Co-Authored-By: Claude Opus 4.6 (1M context) <noreply@anthropic.com>
---
 erpnext/.gitignore |  4 ++++
 erpnext/Dockerfile | 28 ++++++++++++++++++++++++++++
 erpnext/build.sh   | 14 ++++++++++++++
 3 files changed, 46 insertions(+)
 create mode 100644 erpnext/.gitignore
 create mode 100644 erpnext/Dockerfile
 create mode 100755 erpnext/build.sh

diff --git a/erpnext/.gitignore b/erpnext/.gitignore
new file mode 100644
index 0000000..8740869
--- /dev/null
+++ b/erpnext/.gitignore
@@ -0,0 +1,4 @@
+frappe_crypto/
+frappe_adyen/
+frappe_ca_registry/
+performancewest_erpnext/
diff --git a/erpnext/Dockerfile b/erpnext/Dockerfile
new file mode 100644
index 0000000..72e3127
--- /dev/null
+++ b/erpnext/Dockerfile
@@ -0,0 +1,28 @@
+# Performance West ERPNext — custom image with PW apps baked in.

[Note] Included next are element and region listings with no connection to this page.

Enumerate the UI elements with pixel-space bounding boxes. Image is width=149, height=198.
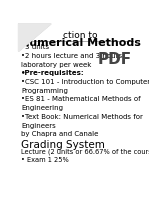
Text: •2 hours lecture and 3 hours: •2 hours lecture and 3 hours: [21, 53, 122, 59]
Text: •ES 81 - Mathematical Methods of: •ES 81 - Mathematical Methods of: [21, 96, 141, 103]
Text: PDF: PDF: [98, 52, 132, 67]
Text: •Text Book: Numerical Methods for: •Text Book: Numerical Methods for: [21, 114, 143, 120]
Text: • Exam 1 25%: • Exam 1 25%: [21, 157, 69, 163]
Text: •CSC 101 - Introduction to Computer: •CSC 101 - Introduction to Computer: [21, 79, 149, 85]
Text: Engineers: Engineers: [21, 123, 56, 129]
Text: ction to: ction to: [63, 31, 97, 40]
Text: •Pre-requisites:: •Pre-requisites:: [21, 70, 85, 76]
Text: laboratory per week: laboratory per week: [21, 62, 91, 68]
Text: Engineering: Engineering: [21, 105, 63, 111]
Text: •3 units: •3 units: [21, 44, 49, 50]
Text: Grading System: Grading System: [21, 140, 105, 150]
Polygon shape: [19, 24, 51, 51]
Text: Numerical Methods: Numerical Methods: [20, 38, 141, 48]
Text: Lecture (2 units or 66.67% of the course):: Lecture (2 units or 66.67% of the course…: [21, 149, 149, 155]
Polygon shape: [19, 24, 51, 51]
Text: by Chapra and Canale: by Chapra and Canale: [21, 131, 98, 137]
Text: Programming: Programming: [21, 88, 68, 94]
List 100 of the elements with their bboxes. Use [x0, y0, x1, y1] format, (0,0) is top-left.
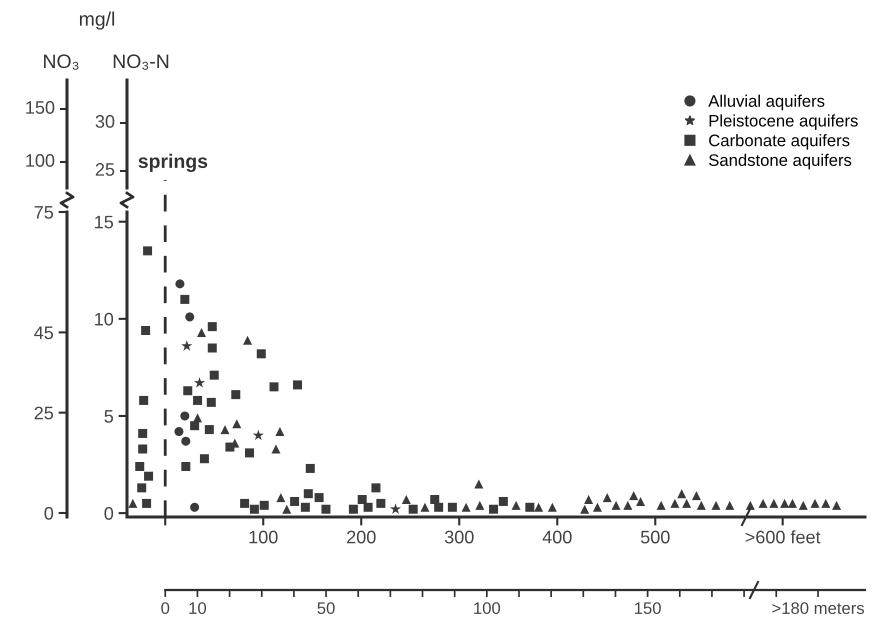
point — [174, 427, 184, 436]
point — [780, 498, 790, 508]
point — [282, 504, 292, 514]
x2-tick-label: 150 — [634, 602, 661, 614]
point — [798, 500, 808, 510]
point — [304, 489, 313, 498]
point — [677, 489, 686, 498]
point — [371, 483, 380, 492]
point — [208, 322, 217, 332]
point — [358, 495, 367, 504]
point — [390, 503, 402, 514]
point — [139, 396, 148, 405]
legend-label: Pleistocene aquifers — [710, 114, 858, 130]
point — [525, 502, 534, 512]
point — [193, 396, 202, 405]
point — [180, 294, 190, 304]
point — [232, 419, 242, 428]
point — [592, 502, 602, 512]
point — [636, 496, 646, 506]
point — [548, 502, 557, 512]
x2-tick-label: 100 — [474, 602, 500, 614]
point — [364, 502, 373, 512]
point — [270, 382, 279, 392]
point — [190, 502, 200, 512]
point — [656, 500, 666, 510]
point — [534, 502, 544, 512]
point — [243, 336, 252, 345]
point — [498, 496, 508, 506]
point — [181, 462, 190, 471]
point — [138, 428, 148, 438]
point — [408, 504, 418, 514]
y2-tick-label: 45 — [34, 326, 54, 340]
point — [180, 411, 190, 420]
point — [670, 498, 680, 508]
point — [376, 498, 386, 508]
point — [183, 386, 192, 396]
point — [300, 502, 310, 512]
text: 25 — [96, 163, 114, 176]
x2-tick-label: >180 meters — [772, 602, 864, 614]
text: NO₃ — [44, 54, 78, 70]
point — [271, 444, 280, 454]
x-tick-label: >600 feet — [746, 530, 820, 544]
point — [462, 502, 471, 512]
point — [210, 370, 219, 380]
x-tick-label: 500 — [640, 530, 670, 544]
point — [623, 500, 632, 510]
point — [821, 498, 830, 508]
point — [448, 502, 457, 512]
point — [185, 312, 194, 322]
point — [584, 495, 594, 504]
legend-label: Carbonate aquifers — [709, 134, 850, 150]
point — [208, 343, 217, 352]
point — [314, 493, 324, 502]
text: 30 — [96, 115, 114, 128]
point — [580, 504, 590, 514]
point — [196, 328, 206, 337]
point — [696, 500, 706, 510]
point — [135, 462, 144, 471]
point — [256, 349, 266, 358]
point — [144, 472, 154, 481]
text: 100 — [26, 154, 54, 167]
point — [138, 444, 148, 454]
x2-tick-label: 10 — [189, 602, 206, 614]
point — [306, 464, 315, 473]
point — [141, 326, 150, 336]
point — [420, 502, 430, 512]
point — [788, 498, 797, 508]
point — [181, 436, 190, 446]
point — [275, 427, 284, 436]
y2-tick-label: 75 — [34, 206, 54, 219]
point — [712, 500, 721, 510]
x2-tick-label: 50 — [317, 602, 335, 614]
point — [402, 495, 411, 504]
point — [245, 448, 254, 458]
point — [512, 500, 521, 510]
point — [474, 479, 484, 488]
point — [810, 498, 820, 508]
point — [290, 496, 300, 506]
point — [758, 498, 768, 508]
point — [489, 504, 498, 514]
point — [276, 493, 286, 502]
legend-label: Alluvial aquifers — [708, 94, 824, 110]
point — [231, 390, 240, 400]
x-tick-label: 400 — [542, 530, 572, 544]
point — [832, 500, 842, 510]
x-tick-label: 100 — [250, 530, 278, 544]
point — [220, 425, 230, 434]
ref-line-label: springs — [138, 154, 208, 172]
point — [143, 246, 152, 256]
point — [434, 502, 444, 512]
x-tick-label: 300 — [444, 530, 474, 544]
point — [252, 430, 264, 440]
point — [769, 498, 778, 508]
y2-tick-label: 0 — [44, 506, 54, 520]
point — [204, 425, 214, 434]
point — [692, 491, 701, 500]
point — [181, 340, 192, 351]
point — [137, 483, 146, 492]
point — [193, 413, 202, 422]
point — [475, 500, 484, 510]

+# Base: official Frappe bench image (includes ERPNext).
+# Custom apps: performancewest_erpnext, frappe_ca_registry, frappe_crypto, frappe_adyen
+#
+# Pre-build step copies apps into erpnext/ dir (see erpnext/build.sh).
+# Rebuilt nightly by pw-container-update to pick up base image security patches.
+
+FROM frappe/erpnext:v15
+
+USER frappe
+WORKDIR /home/frappe/frappe-bench
+
+# Copy custom Frappe apps (staged into build context by build.sh)
+COPY --chown=frappe:frappe frappe_crypto/ apps/frappe_crypto/
+COPY --chown=frappe:frappe frappe_adyen/ apps/frappe_adyen/
+COPY --chown=frappe:frappe frappe_ca_registry/ apps/frappe_ca_registry/
+COPY --chown=frappe:frappe performancewest_erpnext/ apps/performancewest_erpnext/
+
+# Install the payments app (not in base image) + all custom apps
+RUN git clone --depth=1 https://github.com/frappe/payments.git apps/payments \
+    && env/bin/pip install --quiet -e apps/payments \
+    && env/bin/pip install --quiet -e apps/frappe_crypto \
+    && env/bin/pip install --quiet -e apps/frappe_adyen \
+    && env/bin/pip install --quiet -e apps/frappe_ca_registry \
+    && env/bin/pip install --quiet -e apps/performancewest_erpnext
+
+# Build JS/CSS assets
+RUN bench build --app payments 2>/dev/null || true
diff --git a/erpnext/build.sh b/erpnext/build.sh
new file mode 100755
index 0000000..e1c404f
--- /dev/null
+++ b/erpnext/build.sh
@@ -0,0 +1,14 @@
+#!/usr/bin/env bash
+# Pre-build step: copy custom Frappe apps into the erpnext/ build context.
+# Called automatically by the container update script before docker compose build.
+set -euo pipefail
+
+SCRIPT_DIR="$(cd "$(dirname "$0")" && pwd)"
+REPO_ROOT="$(dirname "$SCRIPT_DIR")"
+
+echo "Staging custom apps into $SCRIPT_DIR..."
+for app in frappe_crypto frappe_adyen frappe_ca_registry performancewest_erpnext; do
+    rm -rf "$SCRIPT_DIR/$app"
+    cp -a "$REPO_ROOT/$app" "$SCRIPT_DIR/$app"
+done
+echo "Done. Ready for docker compose build erpnext."